Dans un communiqué du 12 mai 2020, un collectif national Rased (réseau d'aide spécialisée aux élèves en difficulté) dénonce la "poursuite du démantèlement du dispositif d’aide aux élèves" et demande "un investissement significatif de l’État". 
Soutenu par des syndicats et associations du monde de l'éducation (Snuipp-FSU, Se Unsa, Sgen Cfdt, FCPE, etc.), le collectif estime que "la situation inédite que nous traversons nécessitera une présence et des interventions sur le long cours auprès des enfants comme des adultes, alors que les moyens en postes manquent déjà cruellement". Selon lui, près de 80 postes de Rased sont amenés à disparaître à la rentrée 2020. 

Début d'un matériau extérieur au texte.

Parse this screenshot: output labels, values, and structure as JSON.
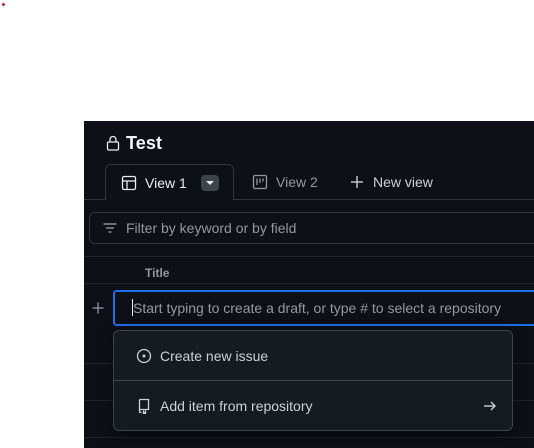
{
  "project": {
    "title": "Test"
  },
  "tabs": [
    {
      "label": "View 1",
      "active": true
    },
    {
      "label": "View 2",
      "active": false
    }
  ],
  "new_view_label": "New view",
  "filter": {
    "placeholder": "Filter by keyword or by field"
  },
  "table": {
    "columns": [
      "Title"
    ]
  },
  "draft": {
    "placeholder": "Start typing to create a draft, or type # to select a repository"
  },
  "menu": {
    "items": [
      {
        "label": "Create new issue",
        "icon": "issue-opened-icon"
      },
      {
        "label": "Add item from repository",
        "icon": "repo-icon",
        "trailing_icon": "arrow-right-icon"
      }
    ]
  },
  "colors": {
    "background": "#0d1117",
    "border": "#30363d",
    "accent": "#1f6feb",
    "muted_text": "#9198a1",
    "text": "#e6edf3"
  }
}
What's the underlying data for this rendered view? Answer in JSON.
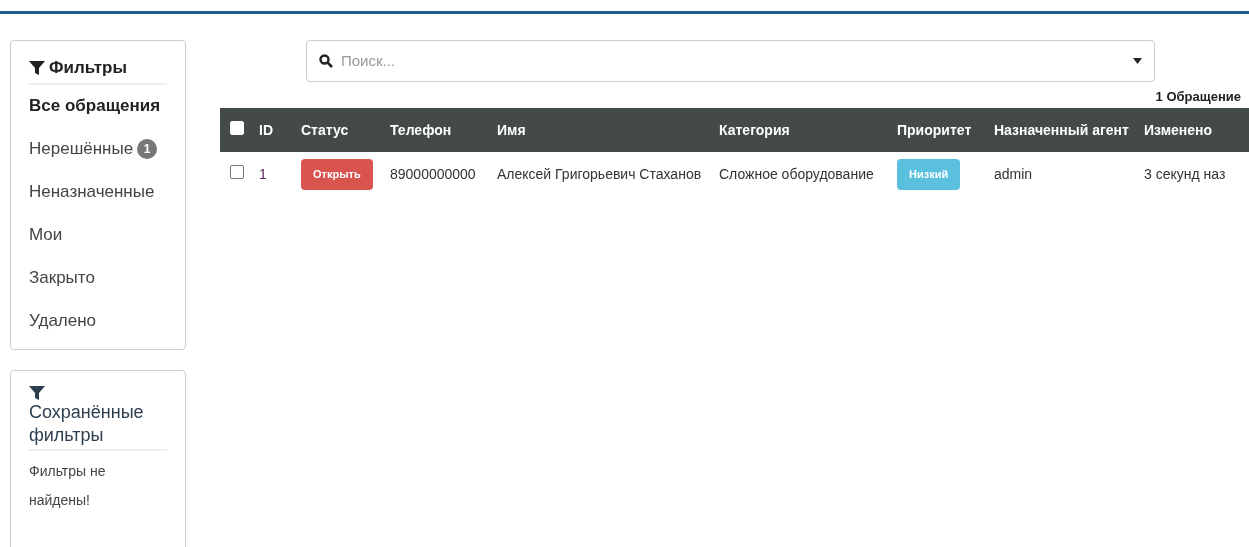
{
  "filters_panel": {
    "title": "Фильтры",
    "items": [
      {
        "label": "Все обращения",
        "selected": true
      },
      {
        "label": "Нерешённые",
        "selected": false,
        "badge": "1"
      },
      {
        "label": "Неназначенные",
        "selected": false
      },
      {
        "label": "Мои",
        "selected": false
      },
      {
        "label": "Закрыто",
        "selected": false
      },
      {
        "label": "Удалено",
        "selected": false
      }
    ]
  },
  "saved_filters_panel": {
    "title": "Сохранённые фильтры",
    "empty_message": "Фильтры не найдены!"
  },
  "search": {
    "placeholder": "Поиск..."
  },
  "result_count": "1 Обращение",
  "table": {
    "select_all": {
      "checked": false
    },
    "columns": [
      "ID",
      "Статус",
      "Телефон",
      "Имя",
      "Категория",
      "Приоритет",
      "Назначенный агент",
      "Изменено"
    ],
    "rows": [
      {
        "checked": false,
        "id": "1",
        "status": {
          "label": "Открыть",
          "color": "#d9534f"
        },
        "phone": "89000000000",
        "name": "Алексей Григорьевич Стаханов",
        "category": "Сложное оборудование",
        "priority": {
          "label": "Низкий",
          "color": "#5bc0de"
        },
        "agent": "admin",
        "modified": "3 секунд наз"
      }
    ]
  }
}
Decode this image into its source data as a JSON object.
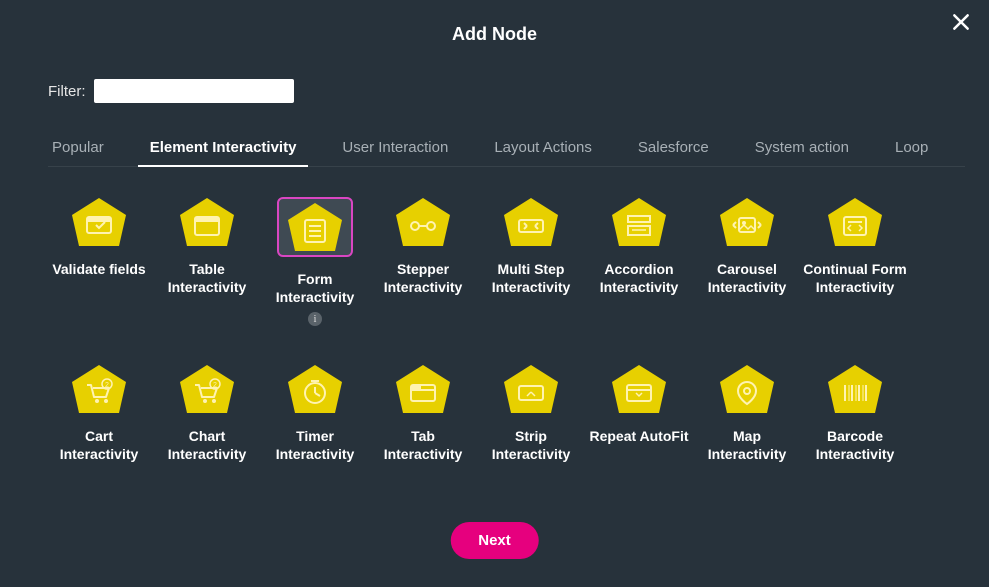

De plus, il regrette que le ministère de l’Éducation nationale n'ait pas fait référence aux enseignants spécialisés en tant qu'"appuis aux élèves et aux enseignants" dans la circulaire du 4 mai portant sur la réouverture des écoles, et alerte sur le "manque manifeste de personnels Rased, alors que la réouverture annoncée des écoles inquiète les équipes, faute de temps pour organiser l’accueil sécurisé des élèves et la qualité pédagogique et relationnelle". Il demande donc "un investissement significatif de l’État dans ce qui reste un moyen d’aide irremplaçable, au plus près du terrain et des besoins de la communauté éducative".
Les enseignants spécialisés et les psychologues des Rased dispensent des aides spécialisées aux élèves d’écoles maternelles et élémentaires en grande difficulté. Leur travail spécifique, complémentaire de celui des enseignants, permet d’apporter en équipe une meilleure réponse aux difficultés d’apprentissage et d’adaptation aux exigences scolaires qu’éprouvent certains élèves.